Corporations need a game plan and here is a basic check list about what works:
- Pick applications and LLMs with care. When you choose AI vendors:
- Look for security-first applications with clear info about training data sources, security and privacy.
- Choose tough technical safeguards. Demand strong encryption, access controls, and input checks. Watch all uploads and outputs. Use filters to flag and clean risky data.
- Choose strong security, including encryption, access controls, key security certifications, offer single-sign-on or on-premises LLM hosting.
- Proof they work in your industry or specific corporate function.
- Contracts that spell out data use, response to problems, and cover privacy or IP issues.
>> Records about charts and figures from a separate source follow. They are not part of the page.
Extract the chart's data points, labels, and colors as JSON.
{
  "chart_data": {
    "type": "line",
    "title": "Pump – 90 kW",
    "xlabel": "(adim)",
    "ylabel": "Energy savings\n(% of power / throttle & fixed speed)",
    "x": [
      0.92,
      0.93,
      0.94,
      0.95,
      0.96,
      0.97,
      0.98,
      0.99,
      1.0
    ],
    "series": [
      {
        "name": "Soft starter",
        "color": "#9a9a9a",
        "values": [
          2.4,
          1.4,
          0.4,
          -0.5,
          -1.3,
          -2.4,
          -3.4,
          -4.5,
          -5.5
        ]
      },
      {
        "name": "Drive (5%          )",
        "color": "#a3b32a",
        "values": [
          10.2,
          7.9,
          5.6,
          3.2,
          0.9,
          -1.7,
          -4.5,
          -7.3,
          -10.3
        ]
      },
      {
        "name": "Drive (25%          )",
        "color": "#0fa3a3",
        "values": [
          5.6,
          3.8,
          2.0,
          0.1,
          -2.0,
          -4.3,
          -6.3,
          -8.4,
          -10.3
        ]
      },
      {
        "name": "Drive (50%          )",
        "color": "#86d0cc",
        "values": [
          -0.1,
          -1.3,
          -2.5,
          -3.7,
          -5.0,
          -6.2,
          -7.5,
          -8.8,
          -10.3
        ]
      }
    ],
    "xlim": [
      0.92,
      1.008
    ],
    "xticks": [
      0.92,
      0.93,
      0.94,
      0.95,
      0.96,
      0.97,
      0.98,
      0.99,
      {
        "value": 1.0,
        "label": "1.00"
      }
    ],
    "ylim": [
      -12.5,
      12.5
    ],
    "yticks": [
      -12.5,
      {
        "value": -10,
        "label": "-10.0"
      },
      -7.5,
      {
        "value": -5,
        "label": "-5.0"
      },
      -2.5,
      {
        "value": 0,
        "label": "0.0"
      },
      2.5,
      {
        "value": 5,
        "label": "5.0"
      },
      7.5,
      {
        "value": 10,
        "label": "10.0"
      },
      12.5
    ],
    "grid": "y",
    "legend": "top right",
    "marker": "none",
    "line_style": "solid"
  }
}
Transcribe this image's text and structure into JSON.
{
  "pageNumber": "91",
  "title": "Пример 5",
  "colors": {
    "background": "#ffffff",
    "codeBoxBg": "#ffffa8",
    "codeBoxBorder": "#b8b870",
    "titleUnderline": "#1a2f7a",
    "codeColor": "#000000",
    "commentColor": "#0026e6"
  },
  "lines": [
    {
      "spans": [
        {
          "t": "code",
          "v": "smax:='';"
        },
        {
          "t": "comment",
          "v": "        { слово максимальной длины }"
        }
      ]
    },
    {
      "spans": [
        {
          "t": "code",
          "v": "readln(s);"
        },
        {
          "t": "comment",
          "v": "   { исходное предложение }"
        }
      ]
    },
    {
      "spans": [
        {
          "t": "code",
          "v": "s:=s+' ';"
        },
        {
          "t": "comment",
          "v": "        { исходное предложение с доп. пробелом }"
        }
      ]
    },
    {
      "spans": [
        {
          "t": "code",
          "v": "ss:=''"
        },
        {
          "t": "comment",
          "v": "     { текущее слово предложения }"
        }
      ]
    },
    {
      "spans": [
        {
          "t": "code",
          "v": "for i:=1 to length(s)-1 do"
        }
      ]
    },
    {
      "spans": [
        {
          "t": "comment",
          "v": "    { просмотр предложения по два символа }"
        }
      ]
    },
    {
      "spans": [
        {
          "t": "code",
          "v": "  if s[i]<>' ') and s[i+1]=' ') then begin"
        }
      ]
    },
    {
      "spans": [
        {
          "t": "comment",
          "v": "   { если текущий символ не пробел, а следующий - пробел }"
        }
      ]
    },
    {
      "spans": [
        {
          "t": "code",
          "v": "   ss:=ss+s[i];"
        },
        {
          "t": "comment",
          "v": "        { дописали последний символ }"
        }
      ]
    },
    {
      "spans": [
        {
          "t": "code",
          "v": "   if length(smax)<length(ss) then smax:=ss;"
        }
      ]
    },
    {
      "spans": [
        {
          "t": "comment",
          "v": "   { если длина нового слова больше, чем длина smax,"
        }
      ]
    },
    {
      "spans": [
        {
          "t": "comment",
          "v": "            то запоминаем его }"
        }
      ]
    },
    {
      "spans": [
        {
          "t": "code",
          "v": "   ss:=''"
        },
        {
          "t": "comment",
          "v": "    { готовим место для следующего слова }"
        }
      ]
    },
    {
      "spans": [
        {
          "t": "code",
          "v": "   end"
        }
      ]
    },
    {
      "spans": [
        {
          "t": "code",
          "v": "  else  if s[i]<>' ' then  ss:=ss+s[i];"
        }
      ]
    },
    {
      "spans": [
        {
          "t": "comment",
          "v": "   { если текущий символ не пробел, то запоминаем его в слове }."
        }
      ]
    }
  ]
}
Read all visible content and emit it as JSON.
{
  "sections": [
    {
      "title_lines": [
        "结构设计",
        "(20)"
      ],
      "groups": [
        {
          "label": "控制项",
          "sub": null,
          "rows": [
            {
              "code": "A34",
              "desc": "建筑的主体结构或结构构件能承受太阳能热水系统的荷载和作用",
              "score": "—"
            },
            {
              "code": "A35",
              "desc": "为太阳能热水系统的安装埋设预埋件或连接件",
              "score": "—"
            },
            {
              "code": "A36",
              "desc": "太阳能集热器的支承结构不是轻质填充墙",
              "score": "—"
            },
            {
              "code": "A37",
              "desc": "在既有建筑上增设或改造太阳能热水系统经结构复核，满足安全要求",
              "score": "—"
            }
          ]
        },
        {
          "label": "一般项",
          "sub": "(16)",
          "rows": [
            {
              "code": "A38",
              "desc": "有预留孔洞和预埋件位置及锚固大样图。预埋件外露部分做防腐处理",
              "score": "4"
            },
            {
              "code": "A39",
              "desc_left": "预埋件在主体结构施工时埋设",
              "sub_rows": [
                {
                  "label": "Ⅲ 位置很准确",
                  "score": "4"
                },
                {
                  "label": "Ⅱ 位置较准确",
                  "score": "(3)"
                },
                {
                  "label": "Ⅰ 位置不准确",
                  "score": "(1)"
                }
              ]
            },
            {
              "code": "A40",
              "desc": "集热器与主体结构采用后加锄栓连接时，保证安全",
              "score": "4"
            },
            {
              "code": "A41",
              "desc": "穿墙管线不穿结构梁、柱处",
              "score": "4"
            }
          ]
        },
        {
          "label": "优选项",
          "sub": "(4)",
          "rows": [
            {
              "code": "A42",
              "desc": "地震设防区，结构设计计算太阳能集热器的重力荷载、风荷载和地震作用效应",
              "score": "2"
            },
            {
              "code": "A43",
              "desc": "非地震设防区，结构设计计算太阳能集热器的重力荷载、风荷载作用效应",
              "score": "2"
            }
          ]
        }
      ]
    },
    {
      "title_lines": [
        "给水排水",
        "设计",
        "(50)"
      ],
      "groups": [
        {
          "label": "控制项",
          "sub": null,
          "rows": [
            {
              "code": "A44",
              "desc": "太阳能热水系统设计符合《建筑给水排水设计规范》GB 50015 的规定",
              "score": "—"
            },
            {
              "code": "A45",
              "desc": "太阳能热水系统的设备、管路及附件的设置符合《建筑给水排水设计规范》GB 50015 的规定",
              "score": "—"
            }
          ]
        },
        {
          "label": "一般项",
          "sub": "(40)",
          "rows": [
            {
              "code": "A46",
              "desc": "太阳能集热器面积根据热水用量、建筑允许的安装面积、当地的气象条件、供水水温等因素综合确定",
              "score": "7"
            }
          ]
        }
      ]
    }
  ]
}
- Secure every endpoint. Enforce strong authentication for APIs, limit external access, and adopt input sanitization tools to block harm. Monitor all uploads and outputs and use automated filters to flag and clean risky data.
- Set Clear Policies. Bring together legal, tech, and business leaders. Track data flows, set clear ownership, and make rules for human review of risky AI use.
- Ban Shadow AI. Use of personal AI accounts is particularly dangerous, and it should be banned. And
- Run regular risk checks. Test for bias, privacy problems, and weak spots. Retest as models and data change. Use tools to stress-test AI agents in tough scenarios.
- Monitor in real time and plan for incidents. Track AI activity nonstop, keep audit logs, and be ready to act fast if something goes wrong.
- Insist on contractual clarity. Make vendors commit to privacy, security, and transparency. Require terms that share logs in case of an incident and push for indemnity protections for IP and privacy violations.
- Educate and train staff. Train your team in how GAI works, where its dangers lie, and how to spot errors. Incentivize responsible use. Treat all prompts and uploads as potential leaks and never trust AI-generated content without review.
GAI’s promise is real—but so are its costs if leaders do not act with urgency. The path forward is not to slow down; it is to professionalize. By following the eight step checklist above with the same rigor applied to financial controls, business leaders will capture AI’s upside – without gambling the franchise.